Politische Interventionen, die diesem Treiben Einhalt gebieten hätten können, finden kaum mehr statt, so Hofbauer. Es sind aber ironischer Weise dieselben Kräfte, die „Politikmüdigkeit“ beklagen, die den Kanon der Alternativlosigkeit zur herrschenden Logik der Kapitalverwertung anstimmen (vgl. S. 7). Politische Gestaltungsoptionen in Europa werden nicht nur durch die Maastrichtkriterien beschnitten, sondern auch durch verschiedene Abkommen und Verträge - z. B. die sogenannten Investitionsschutzabkommen (auf Initiative der Weltbank 1966 in Kraft getreten, wodurch Investoren vor politischen Eingriffen geschützt werden), den EU-Fiskalpakt, den „Europäische Stabilitätsmechanismus“ oder neuerdings das zwischen der EU und den USA geplante Freihandelsabkommen TTIP -, die alle zur Machterweiterung der Banken und Konzerne führen.

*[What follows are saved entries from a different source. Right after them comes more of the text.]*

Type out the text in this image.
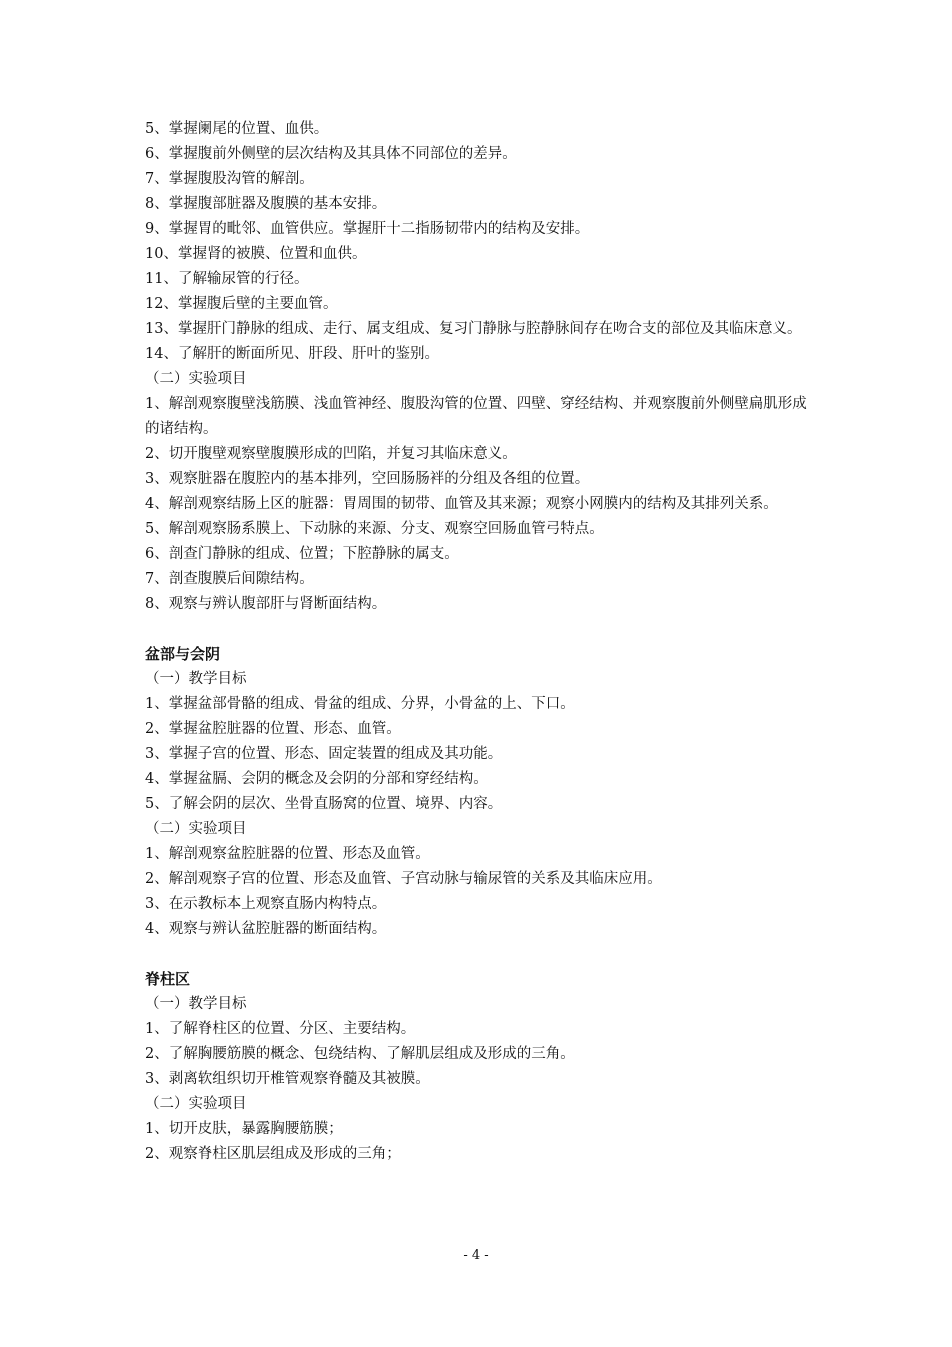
5、掌握阑尾的位置、血供。

6、掌握腹前外侧壁的层次结构及其具体不同部位的差异。

7、掌握腹股沟管的解剖。

8、掌握腹部脏器及腹膜的基本安排。

9、掌握胃的毗邻、血管供应。掌握肝十二指肠韧带内的结构及安排。

10、掌握肾的被膜、位置和血供。

11、了解输尿管的行径。

12、掌握腹后壁的主要血管。

13、掌握肝门静脉的组成、走行、属支组成、复习门静脉与腔静脉间存在吻合支的部位及其临床意义。

14、了解肝的断面所见、肝段、肝叶的鉴别。

（二）实验项目

1、解剖观察腹壁浅筋膜、浅血管神经、腹股沟管的位置、四壁、穿经结构、并观察腹前外侧壁扁肌形成的诸结构。

2、切开腹壁观察壁腹膜形成的凹陷，并复习其临床意义。

3、观察脏器在腹腔内的基本排列，空回肠肠袢的分组及各组的位置。

4、解剖观察结肠上区的脏器：胃周围的韧带、血管及其来源；观察小网膜内的结构及其排列关系。

5、解剖观察肠系膜上、下动脉的来源、分支、观察空回肠血管弓特点。

6、剖查门静脉的组成、位置；下腔静脉的属支。

7、剖查腹膜后间隙结构。

8、观察与辨认腹部肝与肾断面结构。

盆部与会阴

（一）教学目标

1、掌握盆部骨骼的组成、骨盆的组成、分界，小骨盆的上、下口。

2、掌握盆腔脏器的位置、形态、血管。

3、掌握子宫的位置、形态、固定装置的组成及其功能。

4、掌握盆膈、会阴的概念及会阴的分部和穿经结构。

5、了解会阴的层次、坐骨直肠窝的位置、境界、内容。

（二）实验项目

1、解剖观察盆腔脏器的位置、形态及血管。

2、解剖观察子宫的位置、形态及血管、子宫动脉与输尿管的关系及其临床应用。

3、在示教标本上观察直肠内构特点。

4、观察与辨认盆腔脏器的断面结构。

脊柱区

（一）教学目标

1、了解脊柱区的位置、分区、主要结构。

2、了解胸腰筋膜的概念、包绕结构、了解肌层组成及形成的三角。

3、剥离软组织切开椎管观察脊髓及其被膜。

（二）实验项目

1、切开皮肤，暴露胸腰筋膜；

2、观察脊柱区肌层组成及形成的三角；

- 4 -
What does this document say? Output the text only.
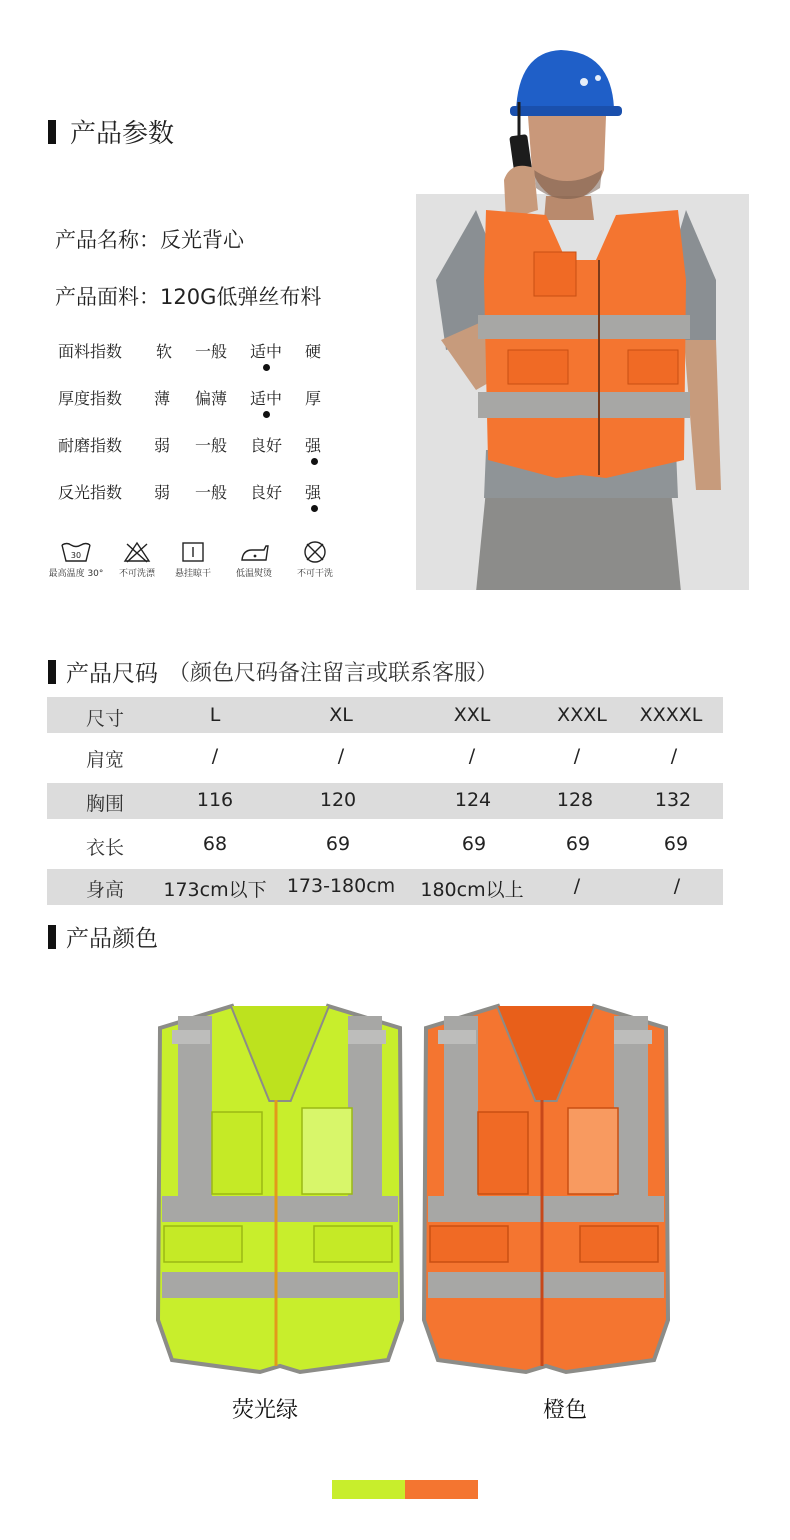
产品参数
产品名称：反光背心
产品面料：120G低弹丝布料
面料指数 软 一般 适中 硬
厚度指数 薄 偏薄 适中 厚
耐磨指数 弱 一般 良好 强
反光指数 弱 一般 良好 强
30
最高温度 30°	不可洗漂	悬挂晾干	低温熨烫	不可干洗
产品尺码 （颜色尺码备注留言或联系客服）
尺寸	L	XL	XXL	XXXL XXXXL
肩宽	/	/	/	/	/
胸围	116	120	124	128	132
衣长	68	69	69	69	69
身高 173cm以下 173-180cm 180cm以上	/	/
产品颜色
荧光绿	橙色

Neben der ökonomischen Analyse untersucht der Autor, wer hinter dem Souveränitätsverlust steckt (Lobbyismus, Wirtschaftseliten wie „Council on Foreign Relations“ oder der „Europäische Runde Tisch“) und wo der Souveränitätsverlust wirklich stattfindet. Spätestens an dieser Stelle ist Hofbauers Kritik am positiven Image des Begriffs „Transparenz“ zustimmend hervorzuheben.   „Nicht zuletzt die Hoffnung auf eine bessere Welt, in der nicht gestohlen, betrogen oder missbraucht wird, lässt viele daran glauben, eine durchsichtige Gesellschaft - nichts anderes bedeutet ‚Transparenz‘ - würde eben das Böse sichtbar machen, um es in der Folge besser bekämpfen zu können. Daran stimmt gar nichts.“ (S. 209) Die lautstarke Forderungen nach Transparenz, hier ist sich Hofbauer mit dem deutsch-koreanischen Philosophen Byung-Chul Han einig, weist darauf hin, dass das moralische Fundament der Gesellschaft, umschrieben mit „Vertrauen“, brüchig geworden ist.

Interessant aus österreichischer Sicht ist ein kurzer Exkurs über die Pleite der Hypo Alpe Adria Bank. Die Geschichte der ehemaligen Kärntner Landesbank biete „ein ideales Sittenbild spätkapitalistischer Verhältnisse in Europa und steht paradigmatisch für deren gesellschaftliches Grundverständnis, Gewinne zu privatisieren und Verluste zu sozialisieren“ (S. 75).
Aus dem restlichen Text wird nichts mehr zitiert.